4月に入り、昨年度行われた様々な実証研究の報告書や審議内容がまとめられ、文部科学省や総務省のWebで公開されている。

一斉・個別・協働学習 指導のポイントを示す

1人1台の学習者用端末や電子黒板などICTを活用して子供たちが主体的に学習する「新たな学び」を創造するための実証研究「学びのイノベーション事業」3年間の最終報告書がまとめられた。

 小中学校や特別支援学校における実証校の取り組みとその成果、ICT活用の留意点、「一斉学習」「個別学習」「協働学習」それぞれの指導方法のポイント、学習者用デジタル教科書・教材の開発の状況など。

 「個別学習」の具体例が増え、各教科の指導事例・展開例も写真とともに豊富に掲載。ICTを活用した教育効果については、学力向上と教員の指導力に分けてまとめ、それぞれ向上が見られることを数値で表現した。教室の明るさやPC等画面の映りこみへの配慮、児童生徒の姿勢等児童生徒の健康への配慮についても言及している。

▼学びのイノベーション事業実証研究報告書=http://www.mext.go.jp/b_menu/shingi/chousa/shougai/030/toushin/1346504.htm

学びのイノベーション事業
個別学習や協働学習の事例が増えた(文科省・報告書概要より)

 

学校ICT環境構築 運用・ノウハウをまとめ

「フューチャースクール推進事業」4年間の成果の総まとめが公表された。

同事業の実証校からの声を踏まえた「教育分野のICT化の可能性」や各自治体等における「次年度以降のICT環境の活用方針」を整理した。

中学校・特別支援学校それぞれの学校種の特徴を踏まえたICT環境の構築・運用・利活用のノウハウを紹介している。
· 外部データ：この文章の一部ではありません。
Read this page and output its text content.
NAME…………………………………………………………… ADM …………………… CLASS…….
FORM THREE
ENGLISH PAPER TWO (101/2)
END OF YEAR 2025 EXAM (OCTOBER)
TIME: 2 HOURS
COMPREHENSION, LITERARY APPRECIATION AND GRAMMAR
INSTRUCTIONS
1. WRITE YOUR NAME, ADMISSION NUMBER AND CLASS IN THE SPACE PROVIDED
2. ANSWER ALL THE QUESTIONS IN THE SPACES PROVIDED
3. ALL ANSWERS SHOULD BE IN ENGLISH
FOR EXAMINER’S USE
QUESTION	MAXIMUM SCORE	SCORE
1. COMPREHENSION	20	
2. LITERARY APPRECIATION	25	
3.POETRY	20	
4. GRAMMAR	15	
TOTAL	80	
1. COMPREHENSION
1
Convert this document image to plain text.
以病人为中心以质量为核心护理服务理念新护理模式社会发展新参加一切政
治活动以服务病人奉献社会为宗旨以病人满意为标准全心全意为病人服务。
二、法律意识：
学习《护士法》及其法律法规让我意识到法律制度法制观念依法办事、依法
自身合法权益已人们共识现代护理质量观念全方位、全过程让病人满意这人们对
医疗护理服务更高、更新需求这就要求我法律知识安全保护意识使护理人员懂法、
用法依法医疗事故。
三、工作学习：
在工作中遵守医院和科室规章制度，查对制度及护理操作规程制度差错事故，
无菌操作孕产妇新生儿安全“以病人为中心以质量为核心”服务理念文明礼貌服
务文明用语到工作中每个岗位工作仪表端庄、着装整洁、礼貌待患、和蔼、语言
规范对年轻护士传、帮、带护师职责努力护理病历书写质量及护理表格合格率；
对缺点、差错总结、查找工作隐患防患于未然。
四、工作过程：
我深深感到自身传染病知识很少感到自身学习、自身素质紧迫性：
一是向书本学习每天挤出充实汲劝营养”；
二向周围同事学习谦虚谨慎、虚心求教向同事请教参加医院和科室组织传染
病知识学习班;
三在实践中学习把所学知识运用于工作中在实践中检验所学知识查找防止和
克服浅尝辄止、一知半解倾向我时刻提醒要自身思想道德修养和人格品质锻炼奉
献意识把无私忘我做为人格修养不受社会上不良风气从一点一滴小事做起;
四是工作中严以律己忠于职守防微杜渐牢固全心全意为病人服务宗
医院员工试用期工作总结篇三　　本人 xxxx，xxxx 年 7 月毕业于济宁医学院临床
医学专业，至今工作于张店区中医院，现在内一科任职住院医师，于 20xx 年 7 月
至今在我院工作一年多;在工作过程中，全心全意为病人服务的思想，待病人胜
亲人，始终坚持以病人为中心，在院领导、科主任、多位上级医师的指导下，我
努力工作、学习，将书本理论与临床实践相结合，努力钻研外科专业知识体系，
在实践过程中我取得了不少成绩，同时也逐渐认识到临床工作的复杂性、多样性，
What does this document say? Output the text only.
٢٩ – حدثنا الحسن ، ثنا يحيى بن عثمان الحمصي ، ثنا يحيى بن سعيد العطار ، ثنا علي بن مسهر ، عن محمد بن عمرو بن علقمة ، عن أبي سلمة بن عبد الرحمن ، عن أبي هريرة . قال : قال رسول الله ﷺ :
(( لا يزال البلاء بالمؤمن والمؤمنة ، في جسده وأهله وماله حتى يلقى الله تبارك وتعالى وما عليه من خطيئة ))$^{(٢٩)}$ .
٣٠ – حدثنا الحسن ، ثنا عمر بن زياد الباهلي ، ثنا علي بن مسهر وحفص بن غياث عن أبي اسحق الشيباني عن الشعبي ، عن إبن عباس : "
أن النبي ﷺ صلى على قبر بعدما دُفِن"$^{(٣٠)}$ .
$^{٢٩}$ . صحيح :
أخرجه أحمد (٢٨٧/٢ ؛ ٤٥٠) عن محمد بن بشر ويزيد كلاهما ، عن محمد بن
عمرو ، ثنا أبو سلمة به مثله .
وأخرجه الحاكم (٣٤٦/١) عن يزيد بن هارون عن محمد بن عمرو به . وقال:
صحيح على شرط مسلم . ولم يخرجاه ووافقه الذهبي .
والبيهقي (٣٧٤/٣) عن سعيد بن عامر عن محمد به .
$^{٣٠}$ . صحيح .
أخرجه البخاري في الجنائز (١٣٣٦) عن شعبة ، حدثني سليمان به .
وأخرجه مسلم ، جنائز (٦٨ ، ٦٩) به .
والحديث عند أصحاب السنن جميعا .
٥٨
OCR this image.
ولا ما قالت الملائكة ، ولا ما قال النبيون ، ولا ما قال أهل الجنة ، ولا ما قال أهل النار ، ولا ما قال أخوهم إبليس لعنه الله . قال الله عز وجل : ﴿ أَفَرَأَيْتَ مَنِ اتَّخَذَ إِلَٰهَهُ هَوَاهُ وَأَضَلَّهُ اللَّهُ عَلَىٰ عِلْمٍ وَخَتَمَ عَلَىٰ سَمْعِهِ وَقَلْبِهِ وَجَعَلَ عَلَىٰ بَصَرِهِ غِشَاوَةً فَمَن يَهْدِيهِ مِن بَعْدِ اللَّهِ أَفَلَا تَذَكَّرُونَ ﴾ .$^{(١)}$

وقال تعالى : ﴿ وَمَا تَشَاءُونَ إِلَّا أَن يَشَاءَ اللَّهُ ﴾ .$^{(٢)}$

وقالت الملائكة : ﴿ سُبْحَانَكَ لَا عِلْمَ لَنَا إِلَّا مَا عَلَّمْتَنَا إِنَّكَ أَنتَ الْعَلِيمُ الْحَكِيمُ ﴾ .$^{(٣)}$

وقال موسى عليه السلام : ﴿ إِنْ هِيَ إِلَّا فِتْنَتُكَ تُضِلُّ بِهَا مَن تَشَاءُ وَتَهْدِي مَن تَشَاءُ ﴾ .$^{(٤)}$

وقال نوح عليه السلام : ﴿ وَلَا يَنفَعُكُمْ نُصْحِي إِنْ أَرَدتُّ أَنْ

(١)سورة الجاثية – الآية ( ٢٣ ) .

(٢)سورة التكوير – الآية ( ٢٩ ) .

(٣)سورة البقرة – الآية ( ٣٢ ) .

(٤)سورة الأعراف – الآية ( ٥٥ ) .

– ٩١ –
自治体や教育委員会がICTの導入を検討する際に環境構築や運用面で重要となる観点について重きをおいた。

学校現場での円滑な運用にあたり重要となる「無線LAN」に関する記載も充実。

授業で安定した無線LAN環境を利用するための設定方法等の事例やタブレットPCを使った遠隔地との交流等、利活用事例も掲載。

各自治体等における今後の自立的なICT環境の運用を見据えた取り組みを踏まえ、運用コストの効率化のための方策や、ICT支援員に依存しない体制構築に向けた教員間でのノウハウ共有方法等もまとめた。

▼教育分野におけるICT利活用推進のための情報通信技術面に関するガイドライン(手引書)2014(中学校・特別支援学校版)=http://www.soumu.go.jp/main_sosiki/joho_tsusin/kyouiku_joho-ka/future_school.html

特別なニーズに対応する教員向けハンドブック

昨年度、文部科学省の委託を受けて兵庫教育大学、宮城教育大学、筑波大学では「ICTの活用による学習に困難を抱える子供たちに対応した指導の充実に関する調査研究」を実施。その成果を教員向けのハンドブックとしてまとめた。

特別支援学級、通級指導教室、通常の学級の3つの指導場面ごとにそれぞれ作成。

障害の困難さの違いによる支援の方法とその効果、タブレットPCを初めて導入した小学校の取り組み例を始めとするICT活用実践とその効果など。

個別での活用や集団での活用方法も記載。イラストも多くストーリー性を持たせた遊び心のある構成。子供の心に寄り添い力を引き出すアイデアや多彩なヒントが掲載されており、特別支援に関わる教員のみならず、あらゆる教員にとって参考になる内容だ。